Advice givers (and their numbers are legion) often say, “Write what you know,” as if that would never occur to us. Of course we write what we know! What they don’t say is that it is also good practice to wander out of your comfort zone, to “go deep” into those dark areas we previously considered “ignorance” by writing what we “don’t” know.
One interesting way to explore your inner ignorance is to check out poetry journal calls for thematic issues. It used to be, when I saw guidelines with rigid thematic guidelines, I’d quickly take a pass and move on to the next “general submissions” market.
Mistake, turns out.
For example, let’s say you come across a magazine that wants to publish an issue devoted to the theme of monsters. “Monsters,” you say? “What is this, Marvel Comics? I’m a poet, for heaven’s sake!”
Calm yourself, Mr. Poet Laureate. Remember that your lack of interest in and knowledge of monsters might actually be the kick in the creative pants you need.
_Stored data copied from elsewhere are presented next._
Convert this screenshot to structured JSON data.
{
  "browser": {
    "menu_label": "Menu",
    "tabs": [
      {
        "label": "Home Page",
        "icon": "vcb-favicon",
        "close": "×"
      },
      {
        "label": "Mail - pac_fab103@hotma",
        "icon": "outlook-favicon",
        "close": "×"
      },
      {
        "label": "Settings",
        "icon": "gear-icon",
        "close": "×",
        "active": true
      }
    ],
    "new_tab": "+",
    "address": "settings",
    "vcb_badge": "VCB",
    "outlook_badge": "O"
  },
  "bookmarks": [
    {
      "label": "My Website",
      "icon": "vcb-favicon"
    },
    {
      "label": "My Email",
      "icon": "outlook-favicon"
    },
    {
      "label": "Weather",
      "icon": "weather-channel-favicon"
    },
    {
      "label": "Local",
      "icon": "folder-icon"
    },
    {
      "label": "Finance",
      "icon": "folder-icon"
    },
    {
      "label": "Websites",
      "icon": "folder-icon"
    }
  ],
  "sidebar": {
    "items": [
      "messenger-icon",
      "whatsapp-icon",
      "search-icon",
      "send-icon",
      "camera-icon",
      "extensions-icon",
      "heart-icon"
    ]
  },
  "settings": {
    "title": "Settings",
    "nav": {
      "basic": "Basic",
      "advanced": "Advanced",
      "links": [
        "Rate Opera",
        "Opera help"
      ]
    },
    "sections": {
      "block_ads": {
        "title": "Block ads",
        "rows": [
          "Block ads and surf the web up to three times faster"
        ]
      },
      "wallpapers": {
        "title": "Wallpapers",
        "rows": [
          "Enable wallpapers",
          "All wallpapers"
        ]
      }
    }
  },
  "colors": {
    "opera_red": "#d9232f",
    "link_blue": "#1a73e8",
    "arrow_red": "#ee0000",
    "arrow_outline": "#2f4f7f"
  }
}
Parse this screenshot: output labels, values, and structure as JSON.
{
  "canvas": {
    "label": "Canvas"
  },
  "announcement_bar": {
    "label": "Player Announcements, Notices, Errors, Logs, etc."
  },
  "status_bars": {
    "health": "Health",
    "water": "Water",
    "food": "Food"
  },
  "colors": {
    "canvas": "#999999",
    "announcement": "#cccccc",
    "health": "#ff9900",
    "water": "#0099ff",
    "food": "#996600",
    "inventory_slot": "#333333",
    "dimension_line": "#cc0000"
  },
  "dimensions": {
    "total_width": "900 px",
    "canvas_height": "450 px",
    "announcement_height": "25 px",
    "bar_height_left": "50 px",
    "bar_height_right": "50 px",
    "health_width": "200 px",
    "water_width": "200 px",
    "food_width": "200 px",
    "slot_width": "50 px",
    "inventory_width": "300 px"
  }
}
You might tackle something you don’t know and, out of the blue (or any available color), have a eureka moment.
Poetry editors love expansive interpretations of thematic topics, so pull that poetic license out of your wallet and write about monsters that don’t have green skin or one eye: the monster called rush-hour traffic among horn-blowers, the monster called pain in your body (its cave), the monster called your mother-in-law in the kitchen on Thanksgiving.
Why so literal, in other words?
Sometimes your ignorance is more informed than you think, too. Recently, I found a market that focused on the environment but lamented it had been receiving too many poems about birds and beaches and magnolia bushes. It was interested in more urban environmental poetry, for a change.
My knee-jerk reaction? I’ve never lived in a city (well, not since I was two) and have no experience with urban living, so why would I abandon the security blanket of “write what you know” and write about cities?
But before I moved on, I thought again. Deep in the darkest alleys of my urban ignorance, there was a light. When I was a kid, my mother would take me to Hartford to visit my great-grandparents in an apartment building that was so different from my suburban home that I found it fascinating.
I wound up writing the first draft of that poem in a burst. I was amazed at the number of memories I had boxed up in the basement of my so-called ignorance and lack of experience. Details about that cluttered apartment, inside and out, came rushing to the fore, ready for service.
Presently I am revising this poem and hoping to gussy it up for market. It serves as a lesson, too: The narrow confines of themes can often liberate a writer, whether it is to look at a topic in new ways (the monster of only writing what you know, for example) or to find that perceived ignorance (of city living, for example) is just that–mere perception.
Stop. Think. Go deep using themes as inspiration. It might just shake things up and lead to new, productive places.